Given the data your query produces from google, you may also want to look at trends across a particular region. For example you might be interested in understanding whether there is a difference in the interest in these position titles across Australian States and Territories:
#Select data frame from the google trends data looking at interest across Australia
region_trend <- datascience$interest_by_region
#The data includes Australian States or Terrritories, relative searches, and keyword
head(region_trend)
## location hits keyword geo gprop
## 1 Australian Capital Territory 100 data analyst AU web
## 2 Victoria 90 data analyst AU web
## 3 New South Wales 87 data analyst AU web
## 4 Western Australia 58 data analyst AU web
## 5 Queensland 48 data analyst AU web
## 6 South Australia 46 data analyst AU web
#Plotting this data we can see the popularity for these position titles across Australia
ggplot(data = region_trend) + aes(x = location, fill = keyword, weight = hits) +
geom_bar() + scale_fill_brewer(palette = "RdYlBu") +
labs(title = "Interest by Region", x = "Region", y = "Relative Interest") +
theme_minimal() + coord_flip()
We can see from the above search result hits that for both Tasmania and Northern Territory there was no interest in these position titles, with New South Wales and Victoria having similar profiles with regards to interest in these position titles. It is also interesting to note the unique profile of the Australian Capital Territory with interest in all position titles except data scientist.

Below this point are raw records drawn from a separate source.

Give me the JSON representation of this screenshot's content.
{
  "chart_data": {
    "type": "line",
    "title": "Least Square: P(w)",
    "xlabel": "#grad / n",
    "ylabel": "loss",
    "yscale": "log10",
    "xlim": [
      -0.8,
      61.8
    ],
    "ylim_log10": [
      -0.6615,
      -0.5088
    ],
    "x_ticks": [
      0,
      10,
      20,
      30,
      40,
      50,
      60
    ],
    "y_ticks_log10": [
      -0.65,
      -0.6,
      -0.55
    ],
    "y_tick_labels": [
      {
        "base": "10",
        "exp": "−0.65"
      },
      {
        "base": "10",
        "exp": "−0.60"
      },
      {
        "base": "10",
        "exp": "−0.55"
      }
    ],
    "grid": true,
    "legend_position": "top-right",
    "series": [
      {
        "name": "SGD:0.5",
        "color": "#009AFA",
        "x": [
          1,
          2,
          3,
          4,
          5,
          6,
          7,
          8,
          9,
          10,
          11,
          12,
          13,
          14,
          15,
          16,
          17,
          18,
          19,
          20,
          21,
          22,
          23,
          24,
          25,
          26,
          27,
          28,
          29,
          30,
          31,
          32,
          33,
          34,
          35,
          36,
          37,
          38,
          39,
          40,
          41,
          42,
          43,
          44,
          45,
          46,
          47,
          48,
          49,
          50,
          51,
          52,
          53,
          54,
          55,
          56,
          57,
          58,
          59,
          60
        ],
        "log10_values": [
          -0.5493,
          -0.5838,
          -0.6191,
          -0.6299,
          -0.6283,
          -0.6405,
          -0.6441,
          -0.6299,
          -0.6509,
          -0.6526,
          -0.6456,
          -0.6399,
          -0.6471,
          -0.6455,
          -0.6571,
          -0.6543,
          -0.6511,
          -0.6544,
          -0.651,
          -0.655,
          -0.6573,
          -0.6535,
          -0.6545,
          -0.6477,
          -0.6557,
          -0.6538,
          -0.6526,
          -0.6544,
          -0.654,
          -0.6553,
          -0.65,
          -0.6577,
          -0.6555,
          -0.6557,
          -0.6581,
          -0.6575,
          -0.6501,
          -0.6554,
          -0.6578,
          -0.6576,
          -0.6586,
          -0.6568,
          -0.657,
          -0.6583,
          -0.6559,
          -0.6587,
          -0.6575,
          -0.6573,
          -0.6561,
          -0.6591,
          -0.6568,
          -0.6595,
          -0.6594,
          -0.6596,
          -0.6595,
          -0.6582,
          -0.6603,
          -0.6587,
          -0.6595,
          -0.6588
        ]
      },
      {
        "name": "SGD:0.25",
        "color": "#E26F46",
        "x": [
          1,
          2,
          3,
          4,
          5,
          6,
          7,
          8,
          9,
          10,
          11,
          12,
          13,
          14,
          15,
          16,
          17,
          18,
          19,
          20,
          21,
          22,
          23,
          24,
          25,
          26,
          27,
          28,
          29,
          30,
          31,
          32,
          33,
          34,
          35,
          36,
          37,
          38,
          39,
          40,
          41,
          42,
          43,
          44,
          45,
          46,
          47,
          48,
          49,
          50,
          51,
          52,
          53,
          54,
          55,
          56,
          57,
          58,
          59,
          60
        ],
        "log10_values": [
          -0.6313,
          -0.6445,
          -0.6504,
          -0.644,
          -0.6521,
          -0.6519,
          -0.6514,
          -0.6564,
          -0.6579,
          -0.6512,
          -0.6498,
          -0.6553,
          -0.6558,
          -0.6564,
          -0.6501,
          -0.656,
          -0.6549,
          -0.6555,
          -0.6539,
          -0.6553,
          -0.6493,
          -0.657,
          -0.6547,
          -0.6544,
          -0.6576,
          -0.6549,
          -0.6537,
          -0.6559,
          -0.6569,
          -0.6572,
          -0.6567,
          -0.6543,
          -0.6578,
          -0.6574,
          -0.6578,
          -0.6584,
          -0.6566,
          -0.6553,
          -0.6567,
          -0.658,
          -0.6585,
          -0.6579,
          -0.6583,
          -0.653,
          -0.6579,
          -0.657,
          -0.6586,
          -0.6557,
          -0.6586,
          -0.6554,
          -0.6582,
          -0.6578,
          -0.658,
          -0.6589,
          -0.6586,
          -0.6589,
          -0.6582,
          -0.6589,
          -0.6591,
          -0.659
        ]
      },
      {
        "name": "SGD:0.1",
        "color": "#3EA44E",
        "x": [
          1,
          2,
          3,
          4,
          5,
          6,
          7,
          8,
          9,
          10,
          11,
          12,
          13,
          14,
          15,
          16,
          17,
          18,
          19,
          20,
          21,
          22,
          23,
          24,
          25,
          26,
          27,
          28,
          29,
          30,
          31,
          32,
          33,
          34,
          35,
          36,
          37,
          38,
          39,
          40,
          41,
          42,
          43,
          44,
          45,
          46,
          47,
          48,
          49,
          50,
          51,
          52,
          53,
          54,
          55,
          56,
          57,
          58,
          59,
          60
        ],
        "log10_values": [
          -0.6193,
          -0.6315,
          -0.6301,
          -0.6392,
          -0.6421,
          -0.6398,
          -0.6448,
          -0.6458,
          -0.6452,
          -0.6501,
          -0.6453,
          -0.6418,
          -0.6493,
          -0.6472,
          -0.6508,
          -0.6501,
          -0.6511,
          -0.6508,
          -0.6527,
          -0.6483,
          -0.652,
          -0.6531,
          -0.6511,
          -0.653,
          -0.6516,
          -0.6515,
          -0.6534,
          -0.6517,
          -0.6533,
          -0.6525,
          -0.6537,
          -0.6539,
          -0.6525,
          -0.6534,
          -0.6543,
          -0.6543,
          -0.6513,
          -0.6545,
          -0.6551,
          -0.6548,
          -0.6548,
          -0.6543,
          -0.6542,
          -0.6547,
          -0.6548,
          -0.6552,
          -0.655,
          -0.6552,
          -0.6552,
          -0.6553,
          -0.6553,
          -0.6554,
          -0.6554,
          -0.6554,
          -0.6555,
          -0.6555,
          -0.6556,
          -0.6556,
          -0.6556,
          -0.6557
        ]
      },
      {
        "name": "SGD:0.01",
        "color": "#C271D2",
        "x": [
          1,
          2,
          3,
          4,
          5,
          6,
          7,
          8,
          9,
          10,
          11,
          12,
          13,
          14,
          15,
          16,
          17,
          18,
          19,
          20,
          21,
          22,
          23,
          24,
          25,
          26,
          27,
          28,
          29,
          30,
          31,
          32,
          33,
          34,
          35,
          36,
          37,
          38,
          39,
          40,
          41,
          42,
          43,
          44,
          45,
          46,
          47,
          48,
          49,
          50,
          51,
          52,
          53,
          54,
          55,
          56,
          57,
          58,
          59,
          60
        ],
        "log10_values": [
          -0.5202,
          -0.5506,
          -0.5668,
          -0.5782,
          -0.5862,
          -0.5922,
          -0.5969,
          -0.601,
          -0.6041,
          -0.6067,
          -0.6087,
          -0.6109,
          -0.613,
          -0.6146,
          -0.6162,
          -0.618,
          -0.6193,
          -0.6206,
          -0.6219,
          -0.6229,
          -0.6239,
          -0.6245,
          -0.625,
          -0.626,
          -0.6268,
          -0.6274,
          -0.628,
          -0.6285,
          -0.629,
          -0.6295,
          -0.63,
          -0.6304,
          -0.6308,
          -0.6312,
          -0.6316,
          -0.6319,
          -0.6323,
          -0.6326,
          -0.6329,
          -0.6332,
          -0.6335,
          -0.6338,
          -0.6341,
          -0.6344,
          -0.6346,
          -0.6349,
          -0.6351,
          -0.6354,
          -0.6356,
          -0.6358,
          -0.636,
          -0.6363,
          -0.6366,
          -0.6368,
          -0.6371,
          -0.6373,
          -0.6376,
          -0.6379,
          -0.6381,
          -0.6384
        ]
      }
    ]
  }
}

Another really useful aspect of this package is to look at the data at a more granualar level when it comes to regions. For this sample query, we can investigate further the differences in searches of the position titles across Australian major cities:
#Select data frame from the google trends data looking at interest across Australian major cities
city_trend <- datascience$interest_by_city
#The data includes Australian major cities, relative searches, and keyword
head(city_trend)
## location hits keyword geo gprop
## 1 Melbourne 100 data analyst AU web
## 2 Sydney 99 data analyst AU web
## 3 Brisbane 53 data analyst AU web
## 4 Sydney 100 data scientist AU web
## 5 Melbourne 92 data scientist AU web
## 6 Sydney 100 business analyst AU web
#Plotting this data we can see the popularity for these position titles across Australia
ggplot(data = city_trend) + aes(x = location, fill = keyword, weight = hits) +
geom_bar() + scale_fill_brewer(palette = "RdYlBu") +
labs(title = "Searches by Major Cities", x = "City", y = "Relative Interest") +
theme_minimal() + coord_flip()
Here you can see the unique search interest of Melbourne and Sydney with 3 of the 4 position titles searched, while the remaining cities showing interest only in the analyst positions. The granularity of the detail very much depends on your search, for example, if you searched Marvel superheroes, you might get data for more major regional cities (i.e. Townsville, Ballarat) which may show interest in those keywords as opposed to the position titles selected above.
Finally, while a lot of this is interesting, there are practical uses for this information given your interest in a particular subject matter. Much of this data has been, and continues to be, used in many data analytics projects across the globe. The possibility to do more with this exists for many fields so it is really useful to have it handy with this very simple R package. There may be more sophisticated ways to get this data but hopefully this is a good starting point for anyone interested.